The Cooling History of a Simple Intrusion from Nipigon, Ontario
Abstract:One of the critical tenets of physical petrology is that chemical processes cannot be considered in isolation from the physical properties and history of the magma. Particularly through the development of the solidification front framework, we recognize the fundamental significance of isotherm propagation through a magma body as the governing control on crystallization. Except in experimental simulations and certain fortuitous natural examples, the primary data we have to reconstruct the thermal evolution of a magma body is the texture of the rock.

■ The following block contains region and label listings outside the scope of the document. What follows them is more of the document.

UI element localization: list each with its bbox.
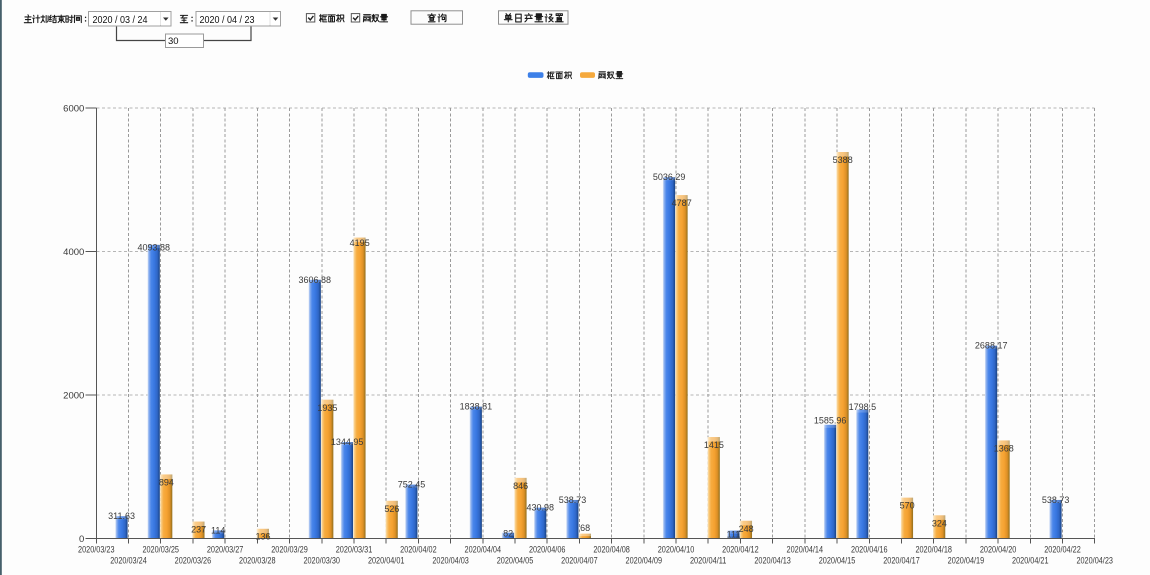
svg-text:3606.88: 3606.88 [299,275,332,285]
svg-text:4093.88: 4093.88 [138,243,171,253]
svg-text:430.98: 430.98 [527,503,555,513]
svg-text:2020/04/21: 2020/04/21 [1012,556,1049,566]
svg-text:2020 / 04 / 23: 2020 / 04 / 23 [200,15,255,26]
svg-text:2020/04/10: 2020/04/10 [658,545,695,555]
svg-text:1585.96: 1585.96 [814,416,847,426]
svg-text:2020/03/26: 2020/03/26 [175,556,212,566]
svg-text:1368: 1368 [994,443,1014,453]
svg-text:2020/04/17: 2020/04/17 [883,556,920,566]
svg-text:2020/04/19: 2020/04/19 [948,556,985,566]
svg-text:2020/04/07: 2020/04/07 [561,556,598,566]
svg-text:526: 526 [384,504,399,514]
svg-text:2688.17: 2688.17 [975,341,1008,351]
svg-text:2020/04/09: 2020/04/09 [626,556,663,566]
svg-text:894: 894 [159,478,174,488]
svg-text:1344.95: 1344.95 [331,437,364,447]
svg-text:2020/04/20: 2020/04/20 [980,545,1017,555]
svg-text:136: 136 [255,531,270,541]
svg-text:2020 / 03 / 24: 2020 / 03 / 24 [93,15,148,26]
svg-text:6000: 6000 [63,103,84,114]
svg-text:237: 237 [191,525,206,535]
svg-text:2020/04/02: 2020/04/02 [400,545,437,555]
svg-text:248: 248 [739,524,754,534]
svg-text:2020/03/31: 2020/03/31 [336,545,373,555]
svg-text:4195: 4195 [350,238,370,248]
svg-text:2020/03/27: 2020/03/27 [207,545,244,555]
svg-text:1415: 1415 [704,440,724,450]
svg-text:2020/04/15: 2020/04/15 [819,556,856,566]
svg-text:324: 324 [932,518,947,528]
svg-text:2020/04/16: 2020/04/16 [851,545,888,555]
svg-text:538.73: 538.73 [559,495,587,505]
svg-text:2020/04/11: 2020/04/11 [690,556,727,566]
svg-text:5388: 5388 [833,155,853,165]
svg-text:846: 846 [513,481,528,491]
svg-text:311.63: 311.63 [108,511,135,521]
svg-text:538.73: 538.73 [1042,495,1070,505]
svg-text:570: 570 [900,501,915,511]
svg-text:5036.29: 5036.29 [653,172,686,182]
svg-text:2020/04/13: 2020/04/13 [754,556,791,566]
svg-text:114: 114 [211,525,225,535]
svg-text:1798.5: 1798.5 [849,402,877,412]
svg-text:752.45: 752.45 [398,480,426,490]
svg-text:4000: 4000 [63,247,84,258]
svg-text:2000: 2000 [63,390,84,401]
svg-text:2020/04/08: 2020/04/08 [593,545,630,555]
svg-text:2020/04/03: 2020/04/03 [432,556,469,566]
svg-text:1838.81: 1838.81 [460,402,493,412]
svg-text:2020/04/12: 2020/04/12 [722,545,759,555]
svg-text:2020/03/30: 2020/03/30 [303,556,340,566]
svg-text:2020/04/06: 2020/04/06 [529,545,566,555]
svg-text:2020/03/29: 2020/03/29 [271,545,308,555]
svg-text:2020/03/24: 2020/03/24 [110,556,147,566]
svg-text:2020/04/22: 2020/04/22 [1044,545,1081,555]
svg-text:30: 30 [168,36,179,47]
svg-text:2020/04/23: 2020/04/23 [1076,556,1113,566]
svg-text:2020/04/01: 2020/04/01 [368,556,405,566]
svg-text:2020/04/18: 2020/04/18 [915,545,952,555]
svg-text:0: 0 [79,534,84,545]
svg-text:1935: 1935 [317,403,337,413]
svg-text:4787: 4787 [672,198,692,208]
svg-text:2020/04/04: 2020/04/04 [465,545,502,555]
svg-text:2020/03/25: 2020/03/25 [142,545,179,555]
svg-text:2020/03/28: 2020/03/28 [239,556,276,566]
svg-text:82: 82 [503,529,513,539]
svg-text:111: 111 [727,529,741,539]
svg-text:68: 68 [580,523,590,533]
svg-text:2020/04/05: 2020/04/05 [497,556,534,566]
svg-text:2020/04/14: 2020/04/14 [787,545,824,555]
svg-text:2020/03/23: 2020/03/23 [78,545,115,555]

We have measured crystal sizes of oxide minerals (primarily magnetite) from a thin (1.4 m), compositionally uniform, diabase sill to better characterize the relationship between thermal history and rock texture. In the outer 30 cm of the sill (upper and lower margins), crystal sizes increase from ~2 to ~9 µm, and then remain nearly uniform at 9.5(±1.5) µm through the central 80 cm. There is significant alteration in the lowermost 15 cm of the sill, which has largely obliterated the original oxide textures, but otherwise the textural profile is remarkably symmetrical, indicating that cooling occurred by simple conduction through the upper and lower margins. Reasonable cooling models, coupled with a simple linear crystal growth model, generate theoretical textural profiles that closely resemble the measured profile. The parameters of the growth model are consistent with experimental and observational data from a wide range of igneous bodies.

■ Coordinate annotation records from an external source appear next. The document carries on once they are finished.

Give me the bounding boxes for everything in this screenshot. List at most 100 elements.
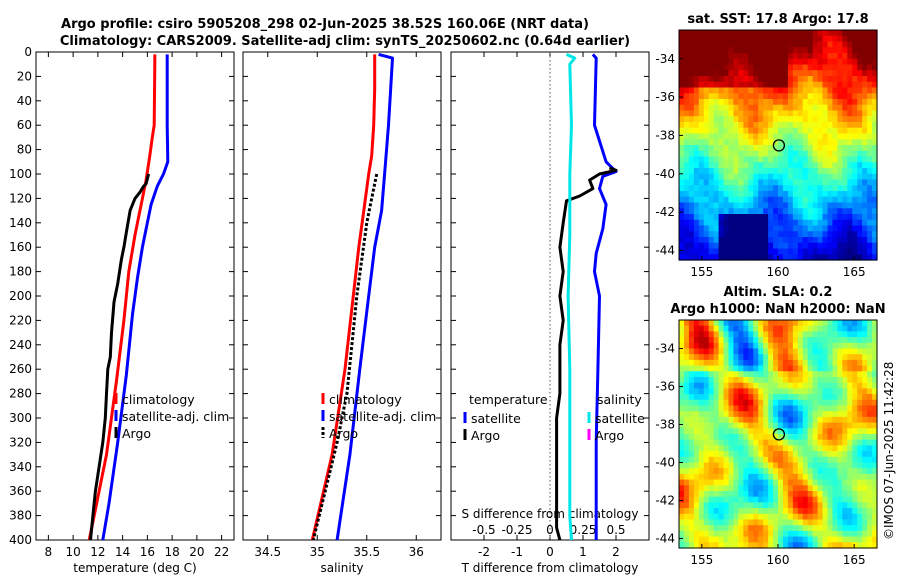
sst_map-cell: [847, 214, 853, 221]
sla_map-cell: [743, 525, 749, 532]
sst_map-cell: [708, 162, 715, 169]
sla_map-cell: [807, 348, 814, 355]
sst_map-cell: [812, 225, 819, 232]
sst_map-cell: [743, 99, 749, 106]
sst_map-cell: [743, 248, 749, 255]
sla_map-cell: [852, 485, 858, 492]
sst_map-cell: [832, 116, 838, 123]
sst_map-cell: [733, 179, 739, 186]
temperature-xtick-label: 22: [214, 545, 229, 559]
sla_map-cell: [778, 502, 784, 509]
sla_map-cell: [827, 508, 834, 515]
sst_map-cell: [812, 173, 819, 181]
sla_map-cell: [842, 434, 848, 441]
sla_map-cell: [768, 422, 774, 429]
sla_map-cell: [867, 473, 873, 481]
sla_map-cell: [872, 451, 878, 458]
sla_map-cell: [778, 422, 784, 429]
sst_map-cell: [693, 237, 700, 244]
sla_map-cell: [872, 422, 878, 429]
sla_map-cell: [857, 348, 863, 355]
sst_map-cell: [723, 133, 730, 140]
sla_map-cell: [679, 399, 685, 407]
sst_map-cell: [787, 248, 794, 255]
sla_map-cell: [822, 502, 829, 509]
sst_map-cell: [763, 173, 769, 181]
sla_map-cell: [862, 428, 868, 435]
sla_map-cell: [698, 394, 705, 401]
sla_map-cell: [792, 456, 799, 464]
sst_map-cell: [708, 202, 715, 209]
sla_map-cell: [718, 371, 725, 378]
diff-legend-t-label: Argo: [471, 428, 500, 443]
sst_map-cell: [807, 47, 814, 54]
sst_map-cell: [718, 162, 725, 169]
temperature-xtick-label: 12: [90, 545, 105, 559]
sla_map-cell: [847, 411, 853, 418]
sla_map-cell: [679, 508, 685, 515]
sla_map-cell: [683, 331, 690, 338]
sst_map-cell: [758, 219, 764, 227]
sla_map-cell: [782, 479, 789, 486]
sst_map-cell: [683, 70, 690, 77]
sla_map-cell: [852, 348, 858, 355]
sla_map-cell: [812, 513, 819, 521]
sst_map-cell: [743, 93, 749, 100]
sst_map-cell: [842, 70, 848, 77]
sla_map-cell: [782, 416, 789, 424]
sla_map-cell: [683, 508, 690, 515]
sst_map-cell: [679, 99, 685, 106]
sst_map-cell: [857, 225, 863, 232]
sla_map-cell: [847, 439, 853, 446]
sst_map-cell: [817, 173, 824, 181]
sst_map-cell: [812, 214, 819, 221]
sst_map-cell: [743, 133, 749, 140]
sla_map-cell: [827, 399, 834, 407]
sla_map-cell: [738, 502, 744, 509]
sla_map-cell: [802, 405, 809, 412]
sla_map-cell: [812, 542, 819, 549]
sla_map-cell: [773, 508, 779, 515]
sst_map-cell: [857, 76, 863, 83]
sst_map-cell: [679, 231, 685, 238]
sla_map-cell: [718, 445, 725, 452]
sla_map-cell: [857, 365, 863, 372]
sst_map-cell: [743, 87, 749, 94]
sst_map-cell: [852, 179, 858, 186]
sst_map-cell: [847, 202, 853, 209]
sst_map-cell: [862, 202, 868, 209]
sst_map-xtick-label: 155: [690, 265, 713, 279]
sst_map-cell: [718, 70, 725, 77]
sla_map-cell: [698, 377, 705, 384]
sst_map-cell: [708, 219, 715, 227]
sst_map-cell: [797, 133, 804, 140]
sla_map-cell: [703, 530, 710, 538]
sla_map-cell: [748, 342, 754, 350]
sla_map-cell: [817, 331, 824, 338]
sla_map-cell: [802, 530, 809, 538]
sst_map-cell: [842, 110, 848, 117]
sla_map-cell: [683, 451, 690, 458]
sla_map-cell: [862, 382, 868, 389]
sla_map-cell: [758, 422, 764, 429]
sla_map-cell: [683, 513, 690, 521]
sla_map-cell: [738, 513, 744, 521]
sst_map-cell: [758, 99, 764, 106]
sla_map-cell: [703, 536, 710, 543]
sst_map-cell: [778, 168, 784, 175]
sla_map-cell: [728, 359, 735, 367]
sla_map-cell: [807, 394, 814, 401]
sla_map-cell: [763, 399, 769, 407]
sst_map-cell: [713, 41, 720, 48]
sst_map-cell: [827, 58, 834, 66]
sst_map-cell: [812, 219, 819, 227]
sla_map-cell: [728, 399, 735, 407]
sla_map-cell: [802, 428, 809, 435]
sst_map-cell: [872, 225, 878, 232]
sst_map-cell: [713, 231, 720, 238]
sst_map-cell: [812, 122, 819, 129]
diff-s-tick-label: 0.25: [570, 523, 597, 537]
sst_map-cell: [782, 208, 789, 215]
diff-legend-sal-heading: salinity: [597, 392, 642, 407]
sst_map-cell: [743, 127, 749, 135]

We suggest that the observed crystal size variations in this thin sill can be considered a type example of a simple dike or sill in which there were no phenocrysts intruded with the magma, no significant redistribution of crystals during cooling, and simple conductive cooling through the margins. Our results can be used as an example of the extent and pattern of textural variations that can be expected in a simple intrusion, and thus a null hypothesis for proposed complex intrusions.